Meeting regulatory requirements

Telematics is ideal for meeting current and upcoming regulatory compliance challenges as it is automatic, accurate, and verifiable.

Electronic logging device requirements are one such example. In 2018, commercial vehicles will be required to electronically track and report on driving behavior to ensure that all drivers are properly rested and can drive safely. Fleets can go out and purchase ELD systems to become compliant, or use telematics devices to perform the same function. Not all telematics devices are ELD compliant, so fleet managers need to do their research before implementing a system.

Fleets also need to report on fuel efficiency to comply with IFTA fuel tax reporting requirements. When a telematics device can read vehicle systems data, like Octo’s devices, they can also be used to document compliance with these requirements.

Reducing costs

Between reducing fuel costs, cutting maintenance downtime and costs, and reducing the impact of accidents, telematics-driven fleet management can result in significant cost reductions for fleets. Critically, with great asset use optimization and powerful fleet management capabilities, fleets can significantly reduce their spend on additional assets, drivers, and fleet management products.

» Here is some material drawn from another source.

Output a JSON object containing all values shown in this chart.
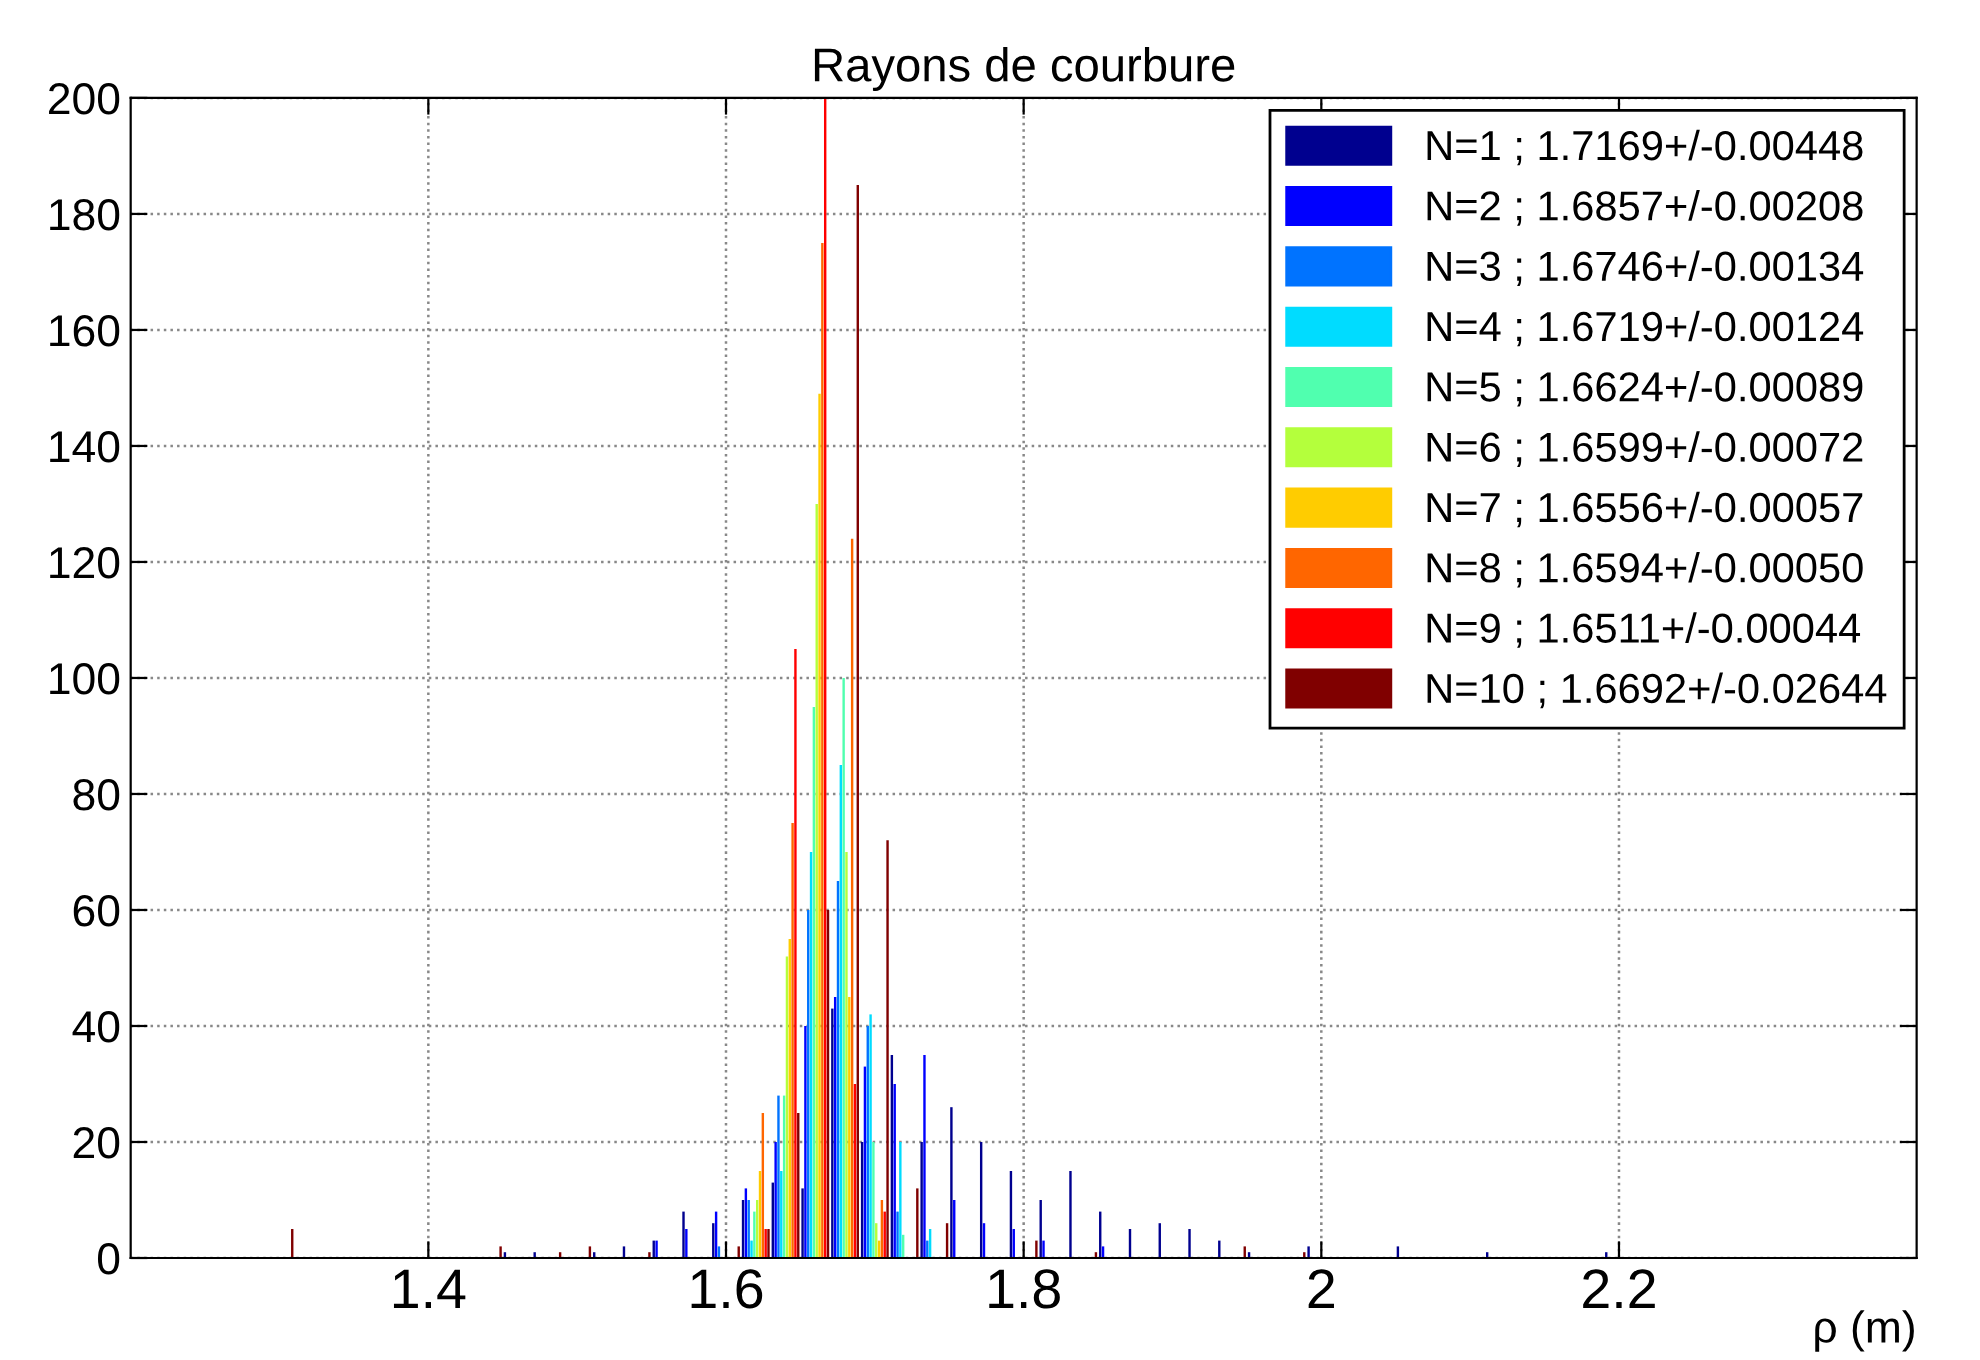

How insurers can fill the gap

Taken all together, telematics effectively addresses all the major challenges facing fleets large and small. With fleet management systems costing up to $65 per month per vehicle, though, many small fleets find these systems out of reach.

Insurers are uniquely positioned to fill this gap. With the commercial auto combined ratio exceeding 106% in 2016, and a historically high combined ratio over the past five years, insurers need to find ways to reduce their costs. Offering fleet management capabilities to commercial customers, along with other telematics-driven programs such as usage-based insurance and crash and claims management, insurers can realize up to 18% improvement in their combined ratio. This improvement stems from increased customer acquisition and retention through value-added fleet management services, reduced claims costs, and a more accurate understanding of the risk of individual commercial policies.

Octo has recently seen increased adoption of telematics for commercial lines insurers across the United States and expects to see this trend continue.